Explorations in Black Leadership

Co-Directed by Phyllis Leffler & Julian Bond

Understanding Race

BOND: In a book called Challenging the Civil Rights Establishment, the authors quote William Allen who writes, “The danger of continually thinking in terms of race or gender — ” He writes, “Until we learn once again to use the language of American freedom in an appropriate way, that embraces all of us, we’re going to continue to harm this country.” Do you see a danger of divisiveness when we focus on the concept of black leadership?

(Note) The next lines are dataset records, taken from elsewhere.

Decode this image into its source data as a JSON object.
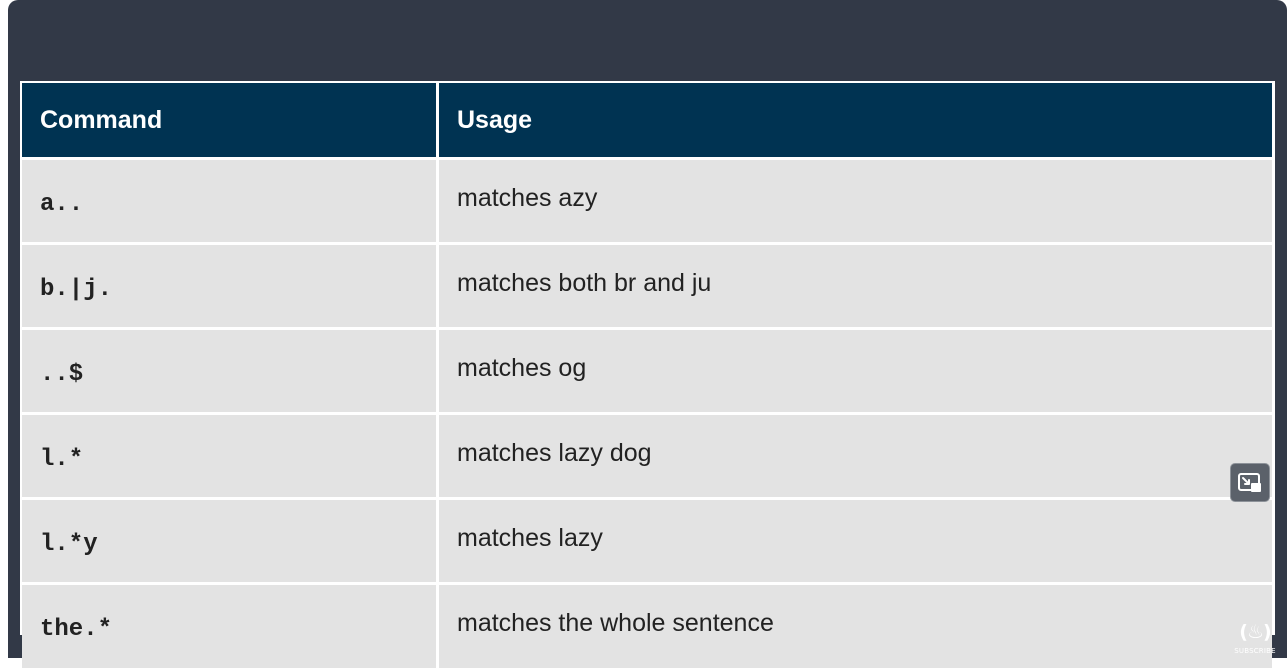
{
  "table": {
    "headers": {
      "command": "Command",
      "usage": "Usage"
    },
    "rows": [
      {
        "command": "a..",
        "usage": "matches azy"
      },
      {
        "command": "b.|j.",
        "usage": "matches both br and ju"
      },
      {
        "command": "..$",
        "usage": "matches og"
      },
      {
        "command": "l.*",
        "usage": "matches lazy dog"
      },
      {
        "command": "l.*y",
        "usage": "matches lazy"
      },
      {
        "command": "the.*",
        "usage": "matches the whole sentence"
      }
    ]
  },
  "overlay": {
    "pip_icon": "picture-in-picture-icon",
    "logo_icon": "freecodecamp-logo-icon",
    "logo_mark": "(♨)",
    "subscribe_label": "SUBSCRIBE"
  },
  "colors": {
    "frame_background": "#323947",
    "header_background": "#003352",
    "cell_background": "#e3e3e3",
    "header_text": "#ffffff",
    "cell_text": "#222222"
  }
}
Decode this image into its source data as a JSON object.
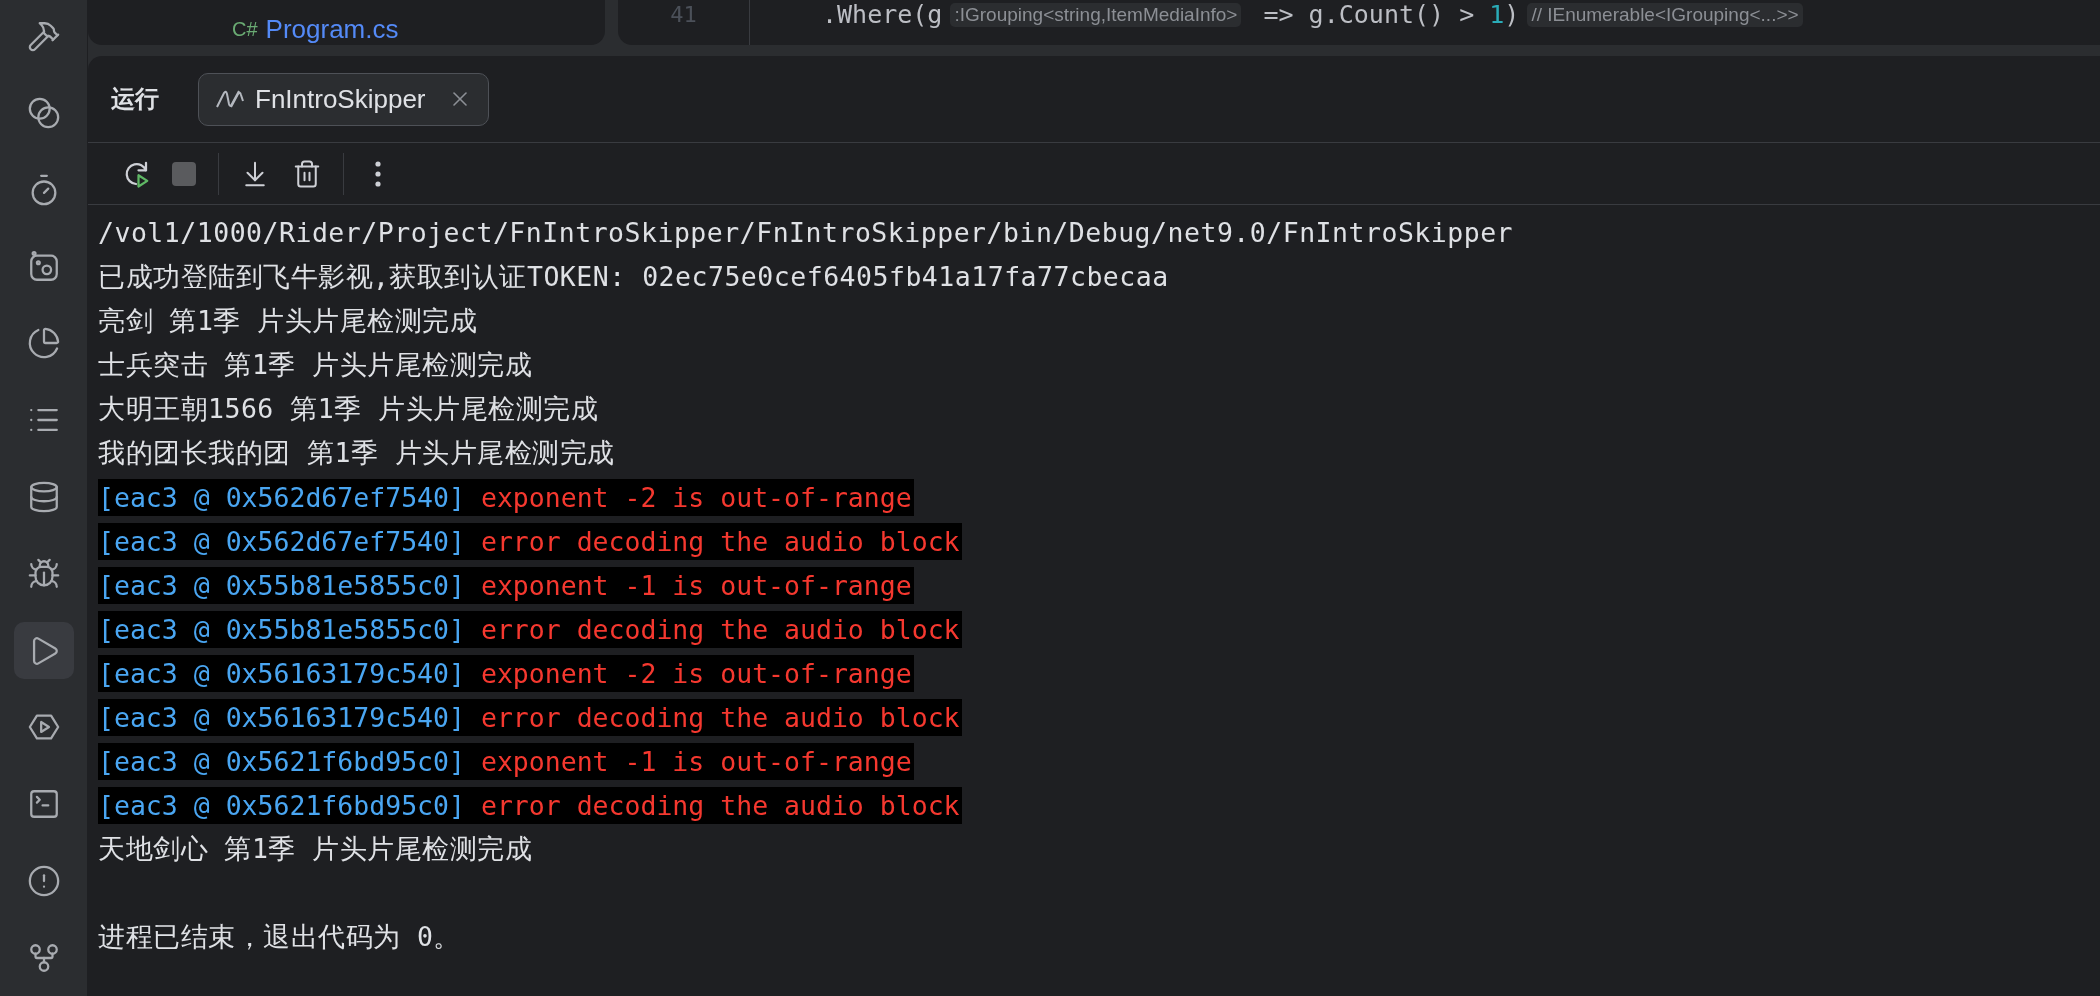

IFILL: I don’t, because it depends on what you mean by that. I think that when you look at where we have come in my lifetime, the fact that there is such a thing as black leadership and it’s not completely defined by black folk voting for black folk, it’s quite remarkable and worth exploring and talking about why it is and how we’ve come to this point. I don’t think it’s — that’s the idea that it’s somehow to talk, to speak its name, is to somehow be negative or to put us in a difficult position. We have to speak its name. It hasn’t gone away. There is still a tremendous amount of, and I hate to use the word racism because people get all worked up about that word, but it’s a question of someone thinking that you’re taking something from me. We’ve got to talk about it. How do we even get to the point where we understand how we as a country are growing or how we’re evolving unless we at least mention it and then find out what it means? Half the time we’re speaking at cross purposes about what we mean when we say race.